To render these capabilities routine, we introduce Dataerai, a provenance-centric curation and orchestration layer that converts raw instrument streams into AI-ready, auditable corpora, addressing the foundational bottleneck in AI-driven materials discovery: reliable access to curated data. Dataerai provides immutable lineage, fine-grained access control, and retention/compliance policies, while supporting governed data sharing for cross-lab insights. Taken together, this curate-compute-control paradigm establishes a portable, reproducible platform for beyond-equilibrium synthesis in which curated, trustworthy data and explicit reward functions-rather than ever-larger interpolative models-govern agentic scientific AI that can transform the rate of discovery.

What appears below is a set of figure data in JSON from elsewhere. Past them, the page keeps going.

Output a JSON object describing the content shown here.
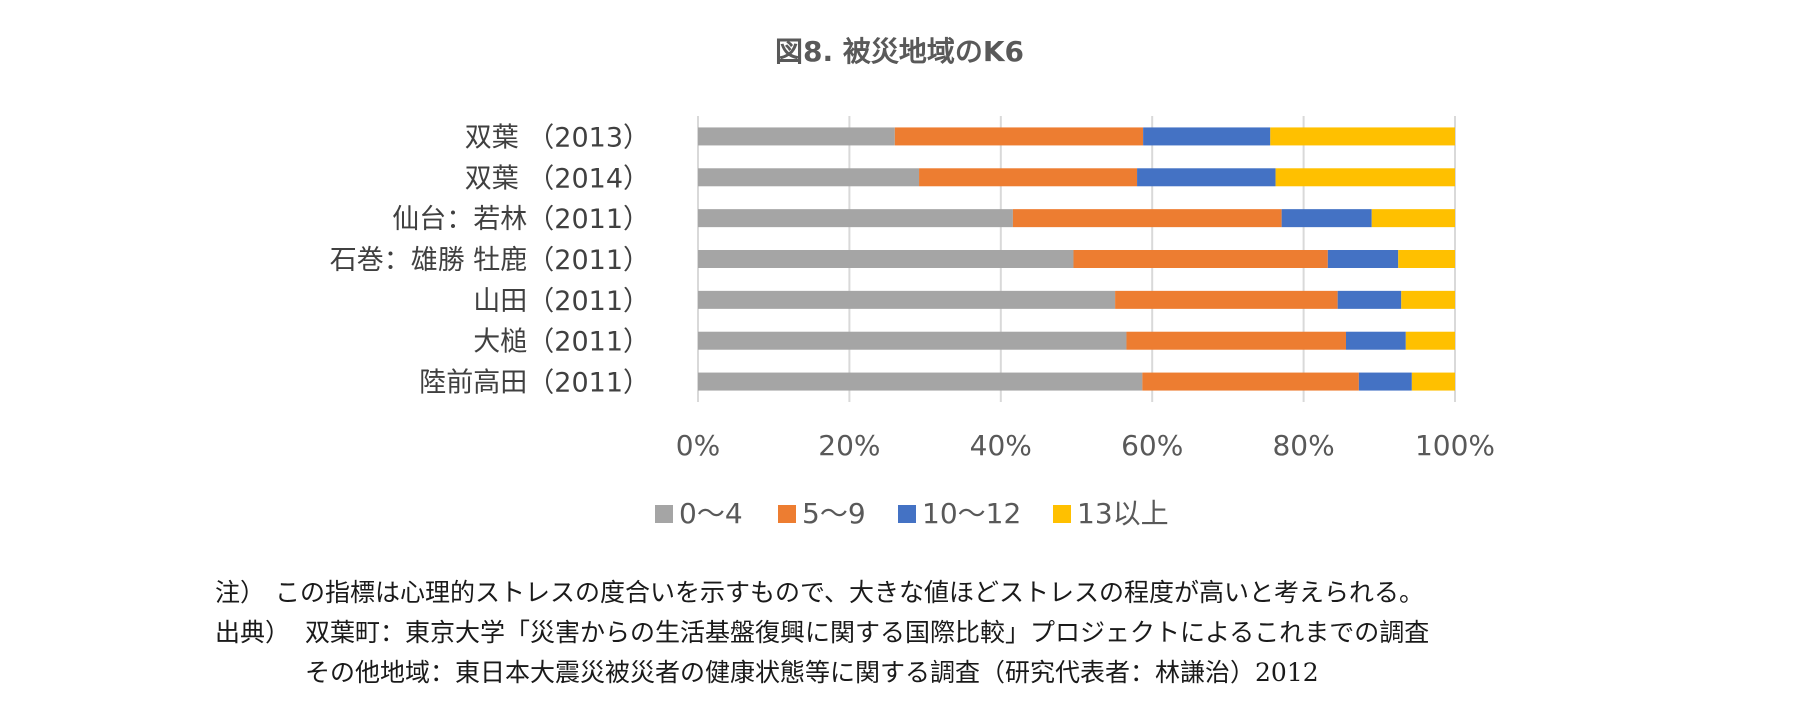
{
  "chart_data": {
    "type": "bar",
    "orientation": "horizontal",
    "stacked": "percent",
    "title": "図8. 被災地域のK6",
    "categories": [
      "双葉 （2013）",
      "双葉 （2014）",
      "仙台：若林（2011）",
      "石巻：雄勝 牡鹿（2011）",
      "山田（2011）",
      "大槌（2011）",
      "陸前高田（2011）"
    ],
    "series": [
      {
        "name": "0～4",
        "color": "#a5a5a5",
        "values": [
          26,
          29.2,
          41.6,
          49.6,
          55.1,
          56.6,
          58.7
        ]
      },
      {
        "name": "5～9",
        "color": "#ed7d31",
        "values": [
          32.8,
          28.8,
          35.5,
          33.6,
          29.4,
          29.0,
          28.6
        ]
      },
      {
        "name": "10～12",
        "color": "#4472c4",
        "values": [
          16.8,
          18.3,
          11.9,
          9.3,
          8.4,
          7.9,
          7.0
        ]
      },
      {
        "name": "13以上",
        "color": "#ffc000",
        "values": [
          24.4,
          23.7,
          11.0,
          7.5,
          7.1,
          6.5,
          5.7
        ]
      }
    ],
    "xlim": [
      0,
      100
    ],
    "x_ticks": [
      "0%",
      "20%",
      "40%",
      "60%",
      "80%",
      "100%"
    ],
    "grid": true,
    "legend": "bottom"
  },
  "notes": [
    {
      "label": "注）",
      "text": "この指標は心理的ストレスの度合いを示すもので、大きな値ほどストレスの程度が高いと考えられる。"
    },
    {
      "label": "出典）",
      "text": "双葉町：東京大学「災害からの生活基盤復興に関する国際比較」プロジェクトによるこれまでの調査"
    },
    {
      "label": "",
      "text": "その他地域：東日本大震災被災者の健康状態等に関する調査（研究代表者：林謙治）2012"
    }
  ]
}
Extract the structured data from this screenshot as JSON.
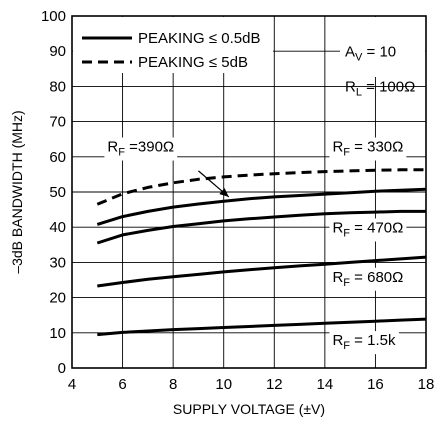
{
  "chart_data": {
    "type": "line",
    "xlabel": "SUPPLY VOLTAGE (±V)",
    "ylabel": "–3dB BANDWIDTH (MHz)",
    "xlim": [
      4,
      18
    ],
    "ylim": [
      0,
      100
    ],
    "x_ticks": [
      "4",
      "6",
      "8",
      "10",
      "12",
      "14",
      "16",
      "18"
    ],
    "y_ticks": [
      "0",
      "10",
      "20",
      "30",
      "40",
      "50",
      "60",
      "70",
      "80",
      "90",
      "100"
    ],
    "grid": true,
    "legend_position": "top-left",
    "legend": [
      {
        "label": "PEAKING ≤ 0.5dB",
        "style": "solid"
      },
      {
        "label": "PEAKING ≤ 5dB",
        "style": "dashed"
      }
    ],
    "conditions": {
      "av": {
        "main": "A",
        "sub": "V",
        "rest": " = 10"
      },
      "rl": {
        "main": "R",
        "sub": "L",
        "rest": " = 100Ω"
      }
    },
    "series": [
      {
        "style": "dashed",
        "x": [
          5,
          6,
          7,
          8,
          9,
          10,
          11,
          12,
          13,
          14,
          15,
          16,
          17,
          18
        ],
        "y": [
          46.5,
          49.5,
          51.3,
          52.6,
          53.6,
          54.3,
          54.8,
          55.2,
          55.5,
          55.8,
          56.0,
          56.2,
          56.3,
          56.3
        ]
      },
      {
        "style": "solid",
        "x": [
          5,
          6,
          7,
          8,
          9,
          10,
          11,
          12,
          13,
          14,
          15,
          16,
          17,
          18
        ],
        "y": [
          40.8,
          43.0,
          44.5,
          45.7,
          46.6,
          47.4,
          48.1,
          48.6,
          49.0,
          49.4,
          49.8,
          50.2,
          50.5,
          50.8
        ]
      },
      {
        "style": "solid",
        "x": [
          5,
          6,
          7,
          8,
          9,
          10,
          11,
          12,
          13,
          14,
          15,
          16,
          17,
          18
        ],
        "y": [
          35.5,
          37.8,
          39.1,
          40.2,
          41.0,
          41.8,
          42.4,
          42.9,
          43.4,
          43.8,
          44.1,
          44.3,
          44.5,
          44.5
        ]
      },
      {
        "style": "solid",
        "x": [
          5,
          6,
          7,
          8,
          9,
          10,
          11,
          12,
          13,
          14,
          15,
          16,
          17,
          18
        ],
        "y": [
          23.3,
          24.3,
          25.2,
          25.9,
          26.6,
          27.3,
          27.9,
          28.5,
          29.0,
          29.5,
          30.0,
          30.5,
          31.0,
          31.5
        ]
      },
      {
        "style": "solid",
        "x": [
          5,
          6,
          7,
          8,
          9,
          10,
          11,
          12,
          13,
          14,
          15,
          16,
          17,
          18
        ],
        "y": [
          9.5,
          10.1,
          10.5,
          10.9,
          11.2,
          11.5,
          11.8,
          12.1,
          12.4,
          12.7,
          13.0,
          13.3,
          13.6,
          13.9
        ]
      }
    ],
    "annotations": [
      {
        "main": "R",
        "sub": "F",
        "rest": " =390Ω",
        "ax": 5.4,
        "ay": 61.5,
        "mask": true,
        "arrow": {
          "x1": 9.0,
          "y1": 56.0,
          "x2": 10.2,
          "y2": 48.6
        }
      },
      {
        "main": "R",
        "sub": "F",
        "rest": " = 330Ω",
        "ax": 14.3,
        "ay": 61.5,
        "mask": true
      },
      {
        "main": "R",
        "sub": "F",
        "rest": " = 470Ω",
        "ax": 14.3,
        "ay": 38.5,
        "mask": true
      },
      {
        "main": "R",
        "sub": "F",
        "rest": " = 680Ω",
        "ax": 14.3,
        "ay": 24.5,
        "mask": true
      },
      {
        "main": "R",
        "sub": "F",
        "rest": " = 1.5k",
        "ax": 14.3,
        "ay": 6.5,
        "mask": true
      }
    ]
  }
}
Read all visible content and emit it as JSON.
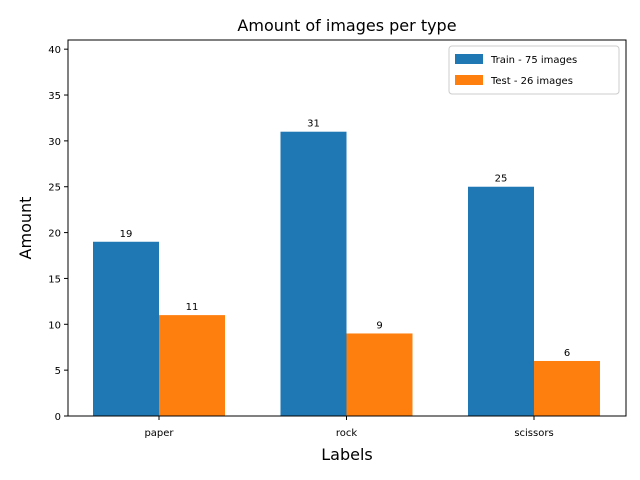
{
  "chart_data": {
    "type": "bar",
    "title": "Amount of images per type",
    "xlabel": "Labels",
    "ylabel": "Amount",
    "categories": [
      "paper",
      "rock",
      "scissors"
    ],
    "series": [
      {
        "name": "Train - 75 images",
        "color": "#1f77b4",
        "values": [
          19,
          31,
          25
        ]
      },
      {
        "name": "Test - 26 images",
        "color": "#ff7f0e",
        "values": [
          11,
          9,
          6
        ]
      }
    ],
    "ylim": [
      0,
      41
    ],
    "yticks": [
      0,
      5,
      10,
      15,
      20,
      25,
      30,
      35,
      40
    ],
    "grid": false,
    "legend_position": "top-right"
  }
}
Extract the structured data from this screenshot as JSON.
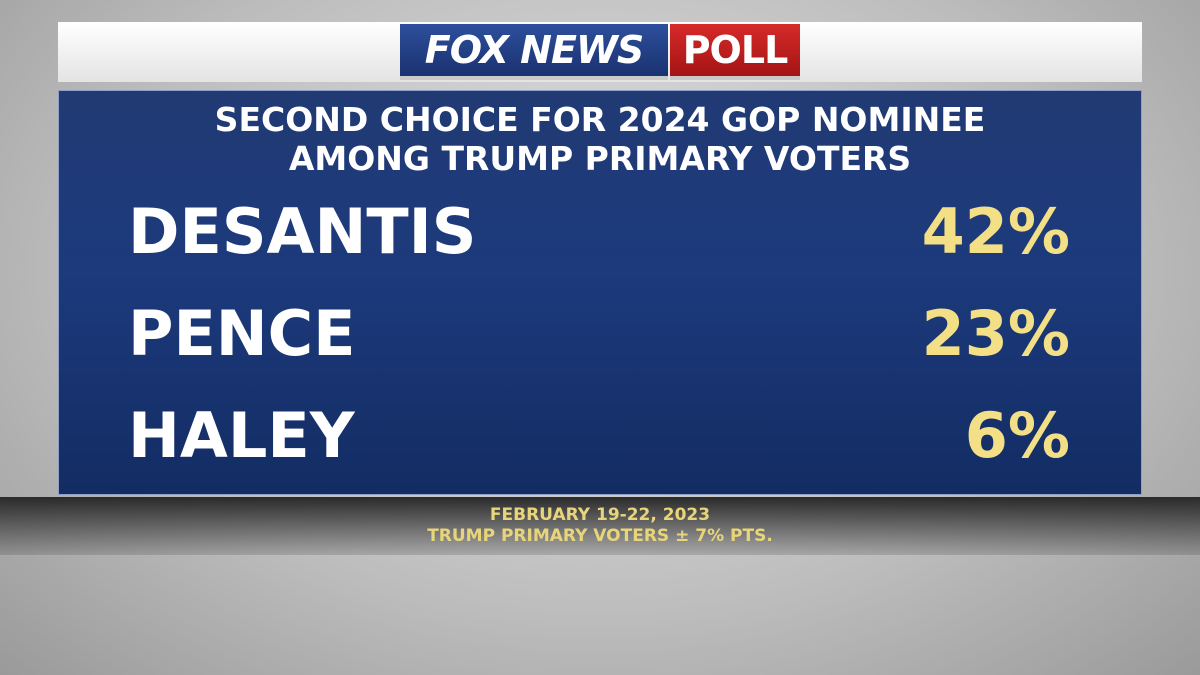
{
  "header": {
    "logo_left": "FOX NEWS",
    "logo_right": "POLL"
  },
  "title": [
    "SECOND CHOICE FOR 2024 GOP NOMINEE",
    "AMONG TRUMP PRIMARY VOTERS"
  ],
  "rows": [
    {
      "name": "DESANTIS",
      "value": "42%"
    },
    {
      "name": "PENCE",
      "value": "23%"
    },
    {
      "name": "HALEY",
      "value": "6%"
    }
  ],
  "footer": [
    "FEBRUARY 19-22, 2023",
    "TRUMP PRIMARY VOTERS ± 7% PTS."
  ]
}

Bio: Joshua C. Agar is the founder and CTO of Dataerai (pronounced data-ray), a platform that enables compliant curation, governed sharing, and high-fidelity search of AI-ready scientific data. He previously served as an assistant professor at Drexel University and Lehigh University. Trained as an experimental materials scientist, Agar’s research advances the integration of AI algorithms, computing infrastructure, and cyber-physical systems to achieve real-time, closed-loop control in materials synthesis and microscopy. His methods have been deployed across particle and plasma physics, materials science, and fluid dynamics, emphasizing scalable, provenance-rich data pipelines and edge-to-cloud inference. He maintains domain expertise in the synthesis and characterization of ferroelectric thin films, linking non-equilibrium processing with data-centric, reproducible discovery.